A Novel Selection Process for the Conversion of Conventional Bacteria into Electrotrophs

The redox reactions of bacteria metabolism have been extrinsically studied. These mechanisms allow certain types of bacteria to be able to synthesize extremely valuable extracellular byproducts. Other types of bacteria are able to extract toxic metals from water by donating electrons directly to those aqueous metal ions, thus turning them into solid precipitates. However, the problem of these microorganisms is that their efficiency rates and production speeds are exceptionally low. This study focuses on the properties of electrotrophs, which are bacteria that can feed on pure electrons directly from an electrode (Rabaey et al 2010). Compared to normal organic-feeding bacteria, electrotrophs direct the majority of the electrons obtained to the production of metabolic byproducts (Nevin et al 2010).
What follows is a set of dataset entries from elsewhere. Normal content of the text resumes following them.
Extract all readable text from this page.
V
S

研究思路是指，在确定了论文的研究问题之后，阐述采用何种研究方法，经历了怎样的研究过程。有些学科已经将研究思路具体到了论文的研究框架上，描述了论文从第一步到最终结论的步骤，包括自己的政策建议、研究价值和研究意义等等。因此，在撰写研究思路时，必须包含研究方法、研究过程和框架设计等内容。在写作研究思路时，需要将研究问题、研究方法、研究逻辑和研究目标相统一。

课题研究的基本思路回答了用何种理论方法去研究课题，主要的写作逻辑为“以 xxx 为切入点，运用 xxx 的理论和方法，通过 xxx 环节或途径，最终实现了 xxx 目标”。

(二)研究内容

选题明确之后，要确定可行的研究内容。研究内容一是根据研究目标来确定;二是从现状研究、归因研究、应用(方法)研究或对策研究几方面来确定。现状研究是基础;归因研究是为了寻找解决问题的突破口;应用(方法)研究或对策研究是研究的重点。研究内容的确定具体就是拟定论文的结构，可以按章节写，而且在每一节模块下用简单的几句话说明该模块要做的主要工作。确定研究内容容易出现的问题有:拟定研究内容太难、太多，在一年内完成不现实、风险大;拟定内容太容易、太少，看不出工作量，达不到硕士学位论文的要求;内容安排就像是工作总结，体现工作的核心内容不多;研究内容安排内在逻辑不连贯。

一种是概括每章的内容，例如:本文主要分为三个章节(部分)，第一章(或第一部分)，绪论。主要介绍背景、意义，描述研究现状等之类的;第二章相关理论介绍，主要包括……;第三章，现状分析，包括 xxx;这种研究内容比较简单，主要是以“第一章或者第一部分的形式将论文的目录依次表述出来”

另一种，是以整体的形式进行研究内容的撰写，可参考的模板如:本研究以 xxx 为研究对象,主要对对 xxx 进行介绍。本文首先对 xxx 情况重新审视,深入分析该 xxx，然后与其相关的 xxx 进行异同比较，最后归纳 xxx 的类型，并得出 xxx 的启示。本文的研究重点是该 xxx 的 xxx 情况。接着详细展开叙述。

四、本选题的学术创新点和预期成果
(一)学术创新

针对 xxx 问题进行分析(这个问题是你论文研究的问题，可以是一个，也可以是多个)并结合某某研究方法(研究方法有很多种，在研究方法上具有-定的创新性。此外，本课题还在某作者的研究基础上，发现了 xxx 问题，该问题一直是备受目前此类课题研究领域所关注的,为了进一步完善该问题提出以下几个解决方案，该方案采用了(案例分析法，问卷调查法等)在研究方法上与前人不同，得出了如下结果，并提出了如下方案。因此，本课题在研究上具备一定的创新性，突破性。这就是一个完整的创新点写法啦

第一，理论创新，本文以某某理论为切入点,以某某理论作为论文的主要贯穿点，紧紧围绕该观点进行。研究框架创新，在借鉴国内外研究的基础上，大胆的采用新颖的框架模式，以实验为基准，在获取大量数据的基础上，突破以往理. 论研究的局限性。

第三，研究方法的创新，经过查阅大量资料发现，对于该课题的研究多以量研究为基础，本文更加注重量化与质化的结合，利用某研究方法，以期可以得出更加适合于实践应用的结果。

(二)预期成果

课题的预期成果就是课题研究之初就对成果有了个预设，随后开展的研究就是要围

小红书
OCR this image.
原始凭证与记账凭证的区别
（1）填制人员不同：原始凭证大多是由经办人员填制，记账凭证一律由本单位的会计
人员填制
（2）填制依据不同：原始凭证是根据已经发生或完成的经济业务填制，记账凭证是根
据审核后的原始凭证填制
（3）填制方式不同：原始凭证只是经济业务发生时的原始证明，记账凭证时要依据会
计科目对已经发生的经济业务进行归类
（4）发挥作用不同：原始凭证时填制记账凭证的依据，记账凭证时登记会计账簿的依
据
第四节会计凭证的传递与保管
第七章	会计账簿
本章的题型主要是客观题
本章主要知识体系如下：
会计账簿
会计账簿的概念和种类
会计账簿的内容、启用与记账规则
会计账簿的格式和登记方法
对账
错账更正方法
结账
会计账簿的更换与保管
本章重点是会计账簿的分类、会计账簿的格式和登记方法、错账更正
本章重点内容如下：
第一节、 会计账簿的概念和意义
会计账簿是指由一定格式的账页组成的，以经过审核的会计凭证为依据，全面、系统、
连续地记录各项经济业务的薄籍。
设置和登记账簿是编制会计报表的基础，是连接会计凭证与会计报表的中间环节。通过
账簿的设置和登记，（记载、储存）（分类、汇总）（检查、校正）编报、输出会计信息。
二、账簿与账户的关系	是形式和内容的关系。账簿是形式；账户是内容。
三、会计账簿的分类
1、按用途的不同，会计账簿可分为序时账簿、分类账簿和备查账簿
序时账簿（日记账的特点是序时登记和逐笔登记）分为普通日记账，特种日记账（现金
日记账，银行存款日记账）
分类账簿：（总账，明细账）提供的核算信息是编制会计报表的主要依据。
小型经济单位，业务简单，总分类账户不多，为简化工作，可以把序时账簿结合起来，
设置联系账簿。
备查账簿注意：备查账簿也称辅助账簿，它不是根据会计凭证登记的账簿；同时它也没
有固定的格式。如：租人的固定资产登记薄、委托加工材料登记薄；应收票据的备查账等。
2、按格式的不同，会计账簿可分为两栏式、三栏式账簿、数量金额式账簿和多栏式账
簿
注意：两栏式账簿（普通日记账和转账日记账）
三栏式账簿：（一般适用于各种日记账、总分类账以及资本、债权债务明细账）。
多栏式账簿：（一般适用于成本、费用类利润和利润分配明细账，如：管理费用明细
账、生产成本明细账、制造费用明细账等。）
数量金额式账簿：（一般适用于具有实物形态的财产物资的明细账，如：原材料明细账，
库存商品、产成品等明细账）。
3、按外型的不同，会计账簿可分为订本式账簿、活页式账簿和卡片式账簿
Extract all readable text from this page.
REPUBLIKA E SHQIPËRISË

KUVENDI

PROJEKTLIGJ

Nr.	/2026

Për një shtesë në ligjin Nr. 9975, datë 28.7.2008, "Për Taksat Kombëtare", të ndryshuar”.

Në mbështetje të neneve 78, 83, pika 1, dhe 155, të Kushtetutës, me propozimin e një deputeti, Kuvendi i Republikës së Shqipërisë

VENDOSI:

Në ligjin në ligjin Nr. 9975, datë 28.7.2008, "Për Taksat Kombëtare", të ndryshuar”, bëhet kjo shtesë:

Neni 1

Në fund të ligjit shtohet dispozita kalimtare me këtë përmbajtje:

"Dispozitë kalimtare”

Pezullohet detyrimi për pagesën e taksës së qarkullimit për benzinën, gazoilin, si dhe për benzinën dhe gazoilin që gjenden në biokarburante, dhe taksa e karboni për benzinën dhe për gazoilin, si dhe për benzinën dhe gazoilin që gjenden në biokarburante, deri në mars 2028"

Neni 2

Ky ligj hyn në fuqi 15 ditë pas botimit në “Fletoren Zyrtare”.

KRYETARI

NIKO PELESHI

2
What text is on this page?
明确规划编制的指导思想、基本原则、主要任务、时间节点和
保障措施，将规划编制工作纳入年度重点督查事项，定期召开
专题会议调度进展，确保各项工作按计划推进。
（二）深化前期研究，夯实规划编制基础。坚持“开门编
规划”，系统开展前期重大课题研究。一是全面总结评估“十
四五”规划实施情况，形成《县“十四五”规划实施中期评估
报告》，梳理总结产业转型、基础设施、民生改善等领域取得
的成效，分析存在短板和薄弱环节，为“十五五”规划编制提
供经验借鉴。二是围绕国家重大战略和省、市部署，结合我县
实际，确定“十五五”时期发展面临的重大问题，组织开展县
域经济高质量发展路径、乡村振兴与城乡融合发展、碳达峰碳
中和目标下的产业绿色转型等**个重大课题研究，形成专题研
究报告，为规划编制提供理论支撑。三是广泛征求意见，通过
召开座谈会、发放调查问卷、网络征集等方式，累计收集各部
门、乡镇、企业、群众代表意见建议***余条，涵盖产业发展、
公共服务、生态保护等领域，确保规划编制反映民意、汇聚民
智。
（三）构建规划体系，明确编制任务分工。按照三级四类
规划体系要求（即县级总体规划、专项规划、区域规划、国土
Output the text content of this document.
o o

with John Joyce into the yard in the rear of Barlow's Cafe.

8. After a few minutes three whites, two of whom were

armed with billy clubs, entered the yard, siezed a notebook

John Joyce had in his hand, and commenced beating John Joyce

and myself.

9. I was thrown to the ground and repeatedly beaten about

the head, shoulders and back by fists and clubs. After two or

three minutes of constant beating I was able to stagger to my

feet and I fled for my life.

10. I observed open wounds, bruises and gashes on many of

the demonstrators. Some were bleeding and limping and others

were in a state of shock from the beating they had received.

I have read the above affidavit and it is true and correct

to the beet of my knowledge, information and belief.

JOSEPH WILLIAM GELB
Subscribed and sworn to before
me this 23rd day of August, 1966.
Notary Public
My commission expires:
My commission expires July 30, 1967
Therefore, when electrotrophs are employed in bioelectrochemical systems (BESs) their metabolic redox reaction efficiency rates are dramatically increased. This makes it possible to produce large quantities of valuable compounds such as hydrocarbons, plastics and medicine or efficiently remediating the environment (He et al 2016). Moreover, the usage of electricity as an energy source compared to conventional organic substrates is immensely cheaper (Rabaey et al 2010). However, not all bacteria are electrotrophs nor do all electrotrophs have favourable metabolic traits. Thus, there is a need for a novel procedure to turn conventional bacteria into electrotrophs which is a crucial step to making the BES an aggressive competitor in the sustainable energy industry.